8.2.5 Forecast demand growth As with the feeder demand forecast, further adjustments to the demand projections at individual locations may need to be made, to accommodate the range of factors described in 8.1.4. Where such factors are considered to require adjustment of the trend they shall be documented. This trend line thus needs further adjustment to establish the forecast of feeder demand. In the final two stages of the example: The block load, which was excluded before establishing the trend line, is added back; and Material committed load changes (not included in the base load growth) are made. In this example, a further load is added in year 2; The outcome of this process is the Adjusted projection of HV feeder demand (in black). 8.2.6 Zone substation forecast calculations The zone substation peak demand data and forecast calculations described in sections 8.2.1 to 8.2.5 are contained within a spreadsheet. Once finalised, this spreadsheet becomes a controlled document.

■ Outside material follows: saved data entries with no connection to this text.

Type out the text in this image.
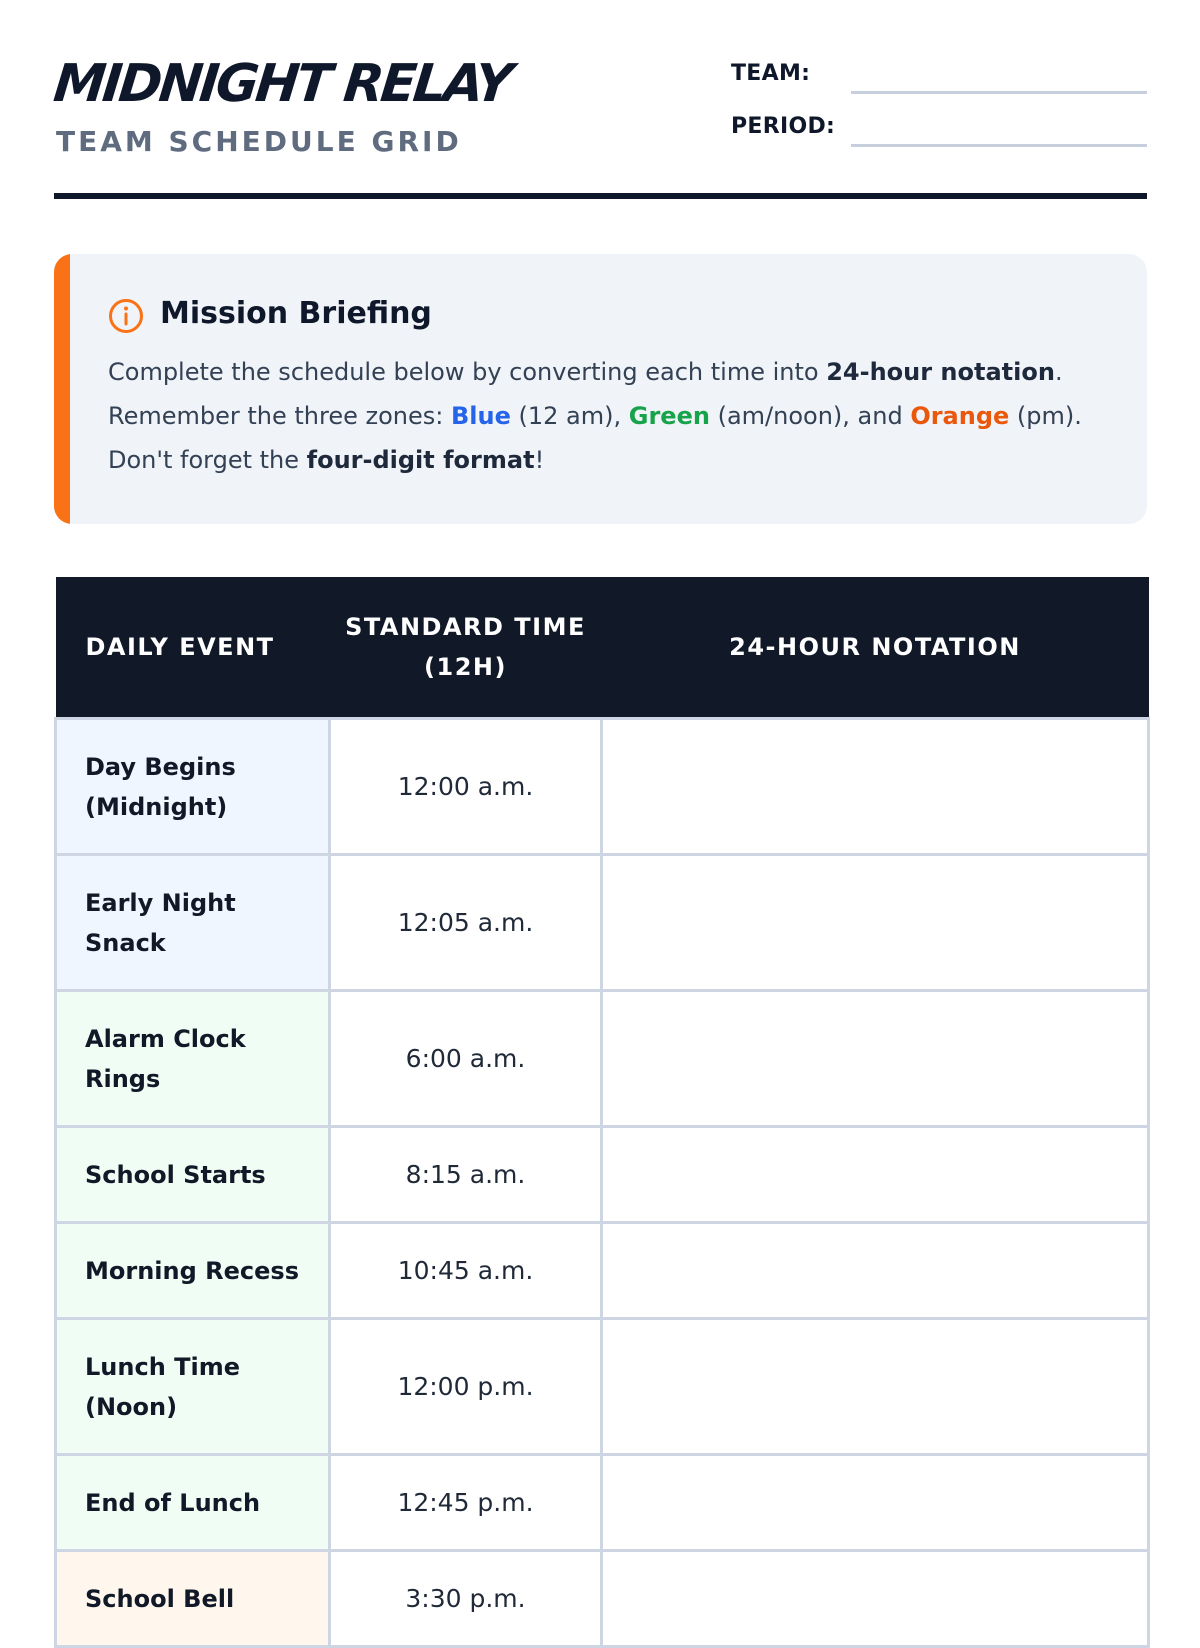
MIDNIGHT RELAY
TEAM SCHEDULE GRID
TEAM:
PERIOD:
Mission Briefing
Complete the schedule below by converting each time into 24-hour notation.
Remember the three zones: Blue (12 am), Green (am/noon), and Orange (pm).
Don't forget the four-digit format!
DAILY EVENT	STANDARD TIME (12H)	24-HOUR NOTATION
Day Begins (Midnight)	12:00 a.m.	
Early Night Snack	12:05 a.m.	
Alarm Clock Rings	6:00 a.m.	
School Starts	8:15 a.m.	
Morning Recess	10:45 a.m.	
Lunch Time (Noon)	12:00 p.m.	
End of Lunch	12:45 p.m.	
School Bell	3:30 p.m.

9 Transmission system demand forecast The transmission system forecast is used for the consideration of normal and contingency flows on the network and underpins proposals to develop that network. It comprises a forecast of the load and generation at each of the existing and new connection points to the transmission network. The process used to determine the transmission system forecast is as follows: Existing and known generation developments that, taken together, broadly match the regional demand forecast described in section 10 are determined; Known step changes in demand, such as those arising from the connection of new transmission customers or changes in demand for existing customers, are determined; The forecast of zone substation demands described in section 8.2 is used as the basis to determine the demand at each connection point to the transmission network. The demand of the relevant zone substations normally supplied from each transmission connection point are aggregated, with an appropriate allowance for the diversity of their demands determined from comparison of SCADA records of individual zone substation demands and the transmission connection point demand. Average Zone substations power factor are determined and applied to determine MW, MVA and MVAr values for forecasting. The methodology used for the transmission forecasting is outlined in the Transmission Planning Report 2012, Trim Ref: D2012/611670.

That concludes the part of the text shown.